Sunday, January 1, 2012
John Coltrane: A Love Supreme
There are many good sources of information about John Coltrane and plenty of criticism, to boot.
Suffice it to say that, immediately upon first hearing Trane in 1990 with the 1961 Atlantic Records album, My Favorite Things, he became a perpetual fixture in the playlist of this listener and struck a chord (!) with a passion, intensity and emotional and spiritual expression unmatched by just about any other musician.
There is much to enjoy in any of Trane's incredibly prolific career, mostly within the decade of 1957-1967, from the Prestige years to the Atlantic era and to the Impulse! period, and so much diversity with ballads, introspective mid-tempo pieces, high-energy compositions, blues tracks and everything and anything in between.
The pinnacle of this great saxophonist's work may well be 1965's A Love Supreme. The four-part suite is a little less than 33 minutes, but every moment is beautifully expressed and expertly played by Trane and his colleagues: McCoy Tyner (piano), Jimmy Garrison (bass), and Elvin Jones (drums.)
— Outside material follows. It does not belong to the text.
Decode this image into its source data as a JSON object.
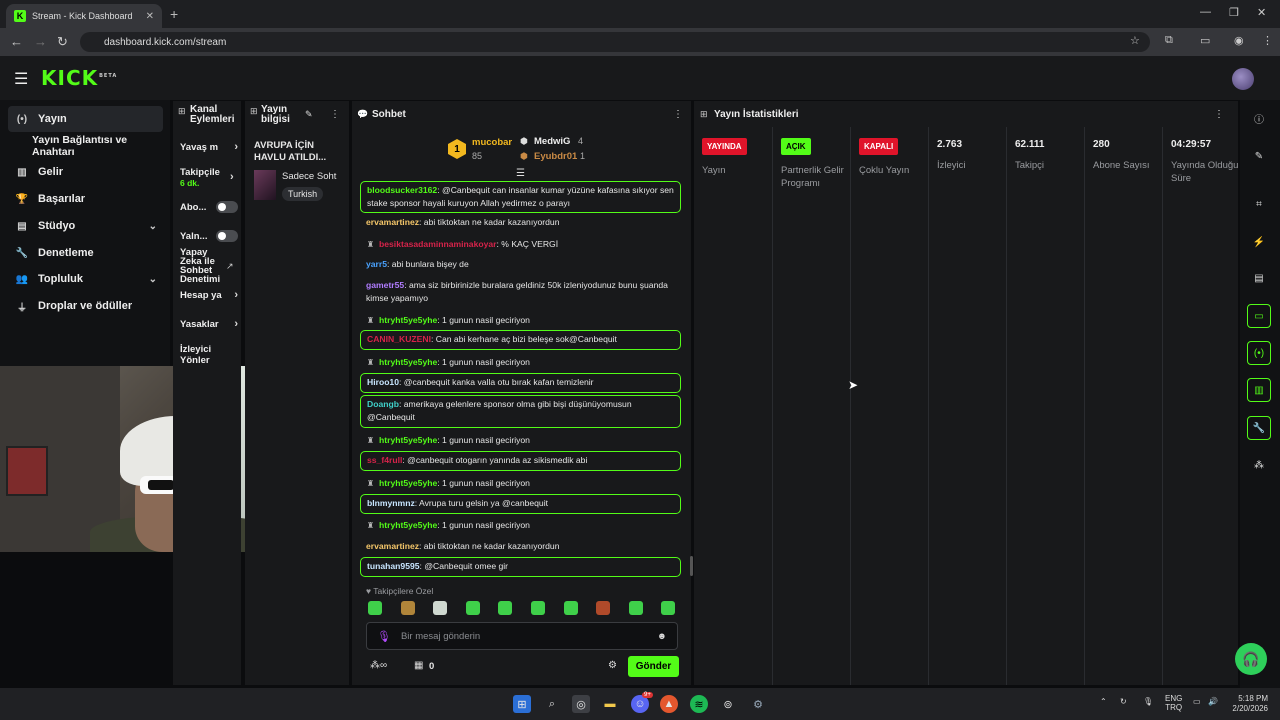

Accepting that perfection may be impossible, it is hard to imagine any recording coming closer than this. There are moments of blinding intensity, thoughtful introspection, and quiet beauty. All players show off their considerable talents and there is not, to these layperson's ears, a wasted note at any point. This album is simply breathtaking, inspiring and uplifting.
A 2002 deluxe edition features a second disc with the only complete live rendering, at the Antibes festival in France from July 1965, and alternate takes of two parts, including versions of the opening movement with a sextet featuring Art Davis on bass and Archie Shepp on tenor sax. There is also a 32-page booklet with the original liner notes, essays, analysis and great photos. For those desiring to know more, Ashley Kahn's book, A Love Supreme: The Story of John Coltrane's Signature Album, was published around the time of the reissue from Viking Press.
There will be much more about John Coltrane on this blog, but this seemed like the most fitting place to start.